Adam Ramsaran, The Hospital for Sick Children
Winner of the Marlene Reimer Brain Star of the Year Award, as the number one ranked winner of 2023
Scientific publication
Ramsaran AI, Wang Y, Golbabaei A, Aleshin S, De Snoo ML, Yeung BA, Rashid AJ, Awasthi A, Lau J, Tran LM, Ko SY, Abegg A, Duan LC, McKenzie C, Gallucci J, Ahmed M, Kaushik R, Dityatev A, Josselyn SA, & Frankland PW. (2023). A shift in the mechanisms controlling hippocampal engram formation during brain maturation. Science, 380(6644), 543-551.
Mechanisms controlling memory formation shift as the juvenile brain matures.
The capacity for episodic memory (memories for personally experienced events, including their setting, or context) develops during childhood. It is thought that the development of episodic memory in human children, and episodic-like memory in animals, reflects the functional maturation of the hippocampus, which is a critical structure in the brain’s episodic memory network. Yet, the neurobiological mechanisms of episodic-like memory development in the hippocampus have largely remained unstudied. In this study, Adam Ramsaran and colleagues found that, in mice, episodic-like memory (i.e., remembering not only what happened, but where it happened) develops between postnatal days 20 and 24, caused by several age-dependent cellular and molecular changes that affect how memories are represented in the hippocampus.
An engram is physical trace of a memory localized in the brain, typically referring to a specific population of neurons, or neuronal ensemble, that encodes a given memory. Consistent with previous research, Ramsaran found that episodic-like memories in older (>P24) mice were encoded by sparse engram neuronal ensembles in the CA1 region of the hippocampus, whereas spatially imprecise pre-episodic memories in younger mice were encoded by dense engrams. They demonstrated that this shift in hippocampal engram formation is supported by the maturation of extracellular perineuronal nets around inhibitory parvalbumin-expressing interneurons. That is, they could reinstate dense engram and spatially-imprecise memory formation in adult mice by inhibiting the activity of parvalbumin interneurons or interfering with perineuronal net stability in CA1. Moreover, they could cause early emergence of sparse engram and episodic-like memory formation in younger mice by accelerating the maturation of perineuronal nets around interneurons in CA1.
The publication identifies several novel phenomena related to the development of memory.
First, although it was believed that the development of episodic and episodic-like memory reflected the onset of hippocampal memory function, this study demonstrated that hippocampal memory function precedes the development of episodic-like memory. In other words, the immature hippocampus supports various types of memory in early life and does not “come online” to support episodic-like memory, as was previously believed.
Second, this study is the first to identify age-dependent differences in the way memory engrams are formed in the brain.
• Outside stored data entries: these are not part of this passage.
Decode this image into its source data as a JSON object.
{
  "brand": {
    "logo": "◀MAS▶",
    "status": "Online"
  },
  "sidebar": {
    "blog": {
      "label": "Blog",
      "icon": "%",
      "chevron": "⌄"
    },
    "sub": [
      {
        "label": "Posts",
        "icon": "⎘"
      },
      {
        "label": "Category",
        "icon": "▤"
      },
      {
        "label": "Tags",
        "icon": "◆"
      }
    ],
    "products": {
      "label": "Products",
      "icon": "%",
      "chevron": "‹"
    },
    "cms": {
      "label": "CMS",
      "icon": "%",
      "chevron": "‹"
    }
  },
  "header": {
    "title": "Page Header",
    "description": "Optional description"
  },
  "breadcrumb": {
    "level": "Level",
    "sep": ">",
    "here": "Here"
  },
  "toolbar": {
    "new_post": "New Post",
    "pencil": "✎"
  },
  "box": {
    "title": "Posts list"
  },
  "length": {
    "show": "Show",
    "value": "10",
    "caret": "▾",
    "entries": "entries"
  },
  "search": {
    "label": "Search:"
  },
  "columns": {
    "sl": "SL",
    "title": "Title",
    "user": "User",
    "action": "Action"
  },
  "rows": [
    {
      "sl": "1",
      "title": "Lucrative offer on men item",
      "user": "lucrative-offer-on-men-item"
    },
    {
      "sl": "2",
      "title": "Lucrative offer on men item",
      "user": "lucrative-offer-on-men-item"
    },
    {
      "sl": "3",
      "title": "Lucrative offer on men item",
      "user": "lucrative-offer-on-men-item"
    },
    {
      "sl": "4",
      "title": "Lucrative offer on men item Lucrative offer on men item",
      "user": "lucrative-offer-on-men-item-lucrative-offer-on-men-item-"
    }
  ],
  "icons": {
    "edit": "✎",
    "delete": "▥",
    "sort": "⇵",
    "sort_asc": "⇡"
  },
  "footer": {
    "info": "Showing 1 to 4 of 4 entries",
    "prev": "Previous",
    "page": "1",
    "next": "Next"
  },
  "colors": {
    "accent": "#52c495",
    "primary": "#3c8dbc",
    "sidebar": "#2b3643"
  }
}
They identified cellular and molecular mechanisms underlying these differences, which may be targeted to potentially reverse episodic-like memory impairments in animals affected by aging or neurodevelopmental disorders.
Third, the researchers identified a developmental rise in inhibition as a key driver of episodic-like memory development. This rise in inhibition is supported by maturation of hippocampal perineuronal nets in the extracellular matrix. Perineuronal net maturation in the brain cortex is known to drive developmental changes in sensation and perception. Therefore, similar neurobiological mechanisms are responsible for the development of memory and sensory systems. Maturation of the extracellular matrix and circuit inhibition may be a brain-wide mechanisms for brain and behavioral development.
About Adam Ramsaran
Adam Ramsaran performed this research as part of his PhD thesis in the laboratory of Paul Frankland at the Hospital for Sick Children, Associated with the University of Toronto. As first author of this publication, he developed the ideas for the study, designed and performed most experiments, analyzed data, generated illustrations, and wrote the paper. Supervisors and collaborators from the Sheena Josselyn (Hospital for Sick Children) and Alexander Dityatev (Otto von Guericke University, Germany) labs were involved in most stages of the study. Many co-authors are undergraduate and master’s student trainees under his supervision, who made publication-quality contributions to the study.
Sources of funding
This study was funded by Brain Canada, the Canadian Institutes of Health Research (CIHR), University of Toronto, SickKids Research Institute, German Research Foundation, German Center for Neurodegenerative Diseases (DZNE), National Institutes of Health (NIH), Natural Sciences and Engineering Research Council of Canada (NSERC), Ontario Graduate Scholarship program, Ontario Trillium Scholarship program and the Vector Institute.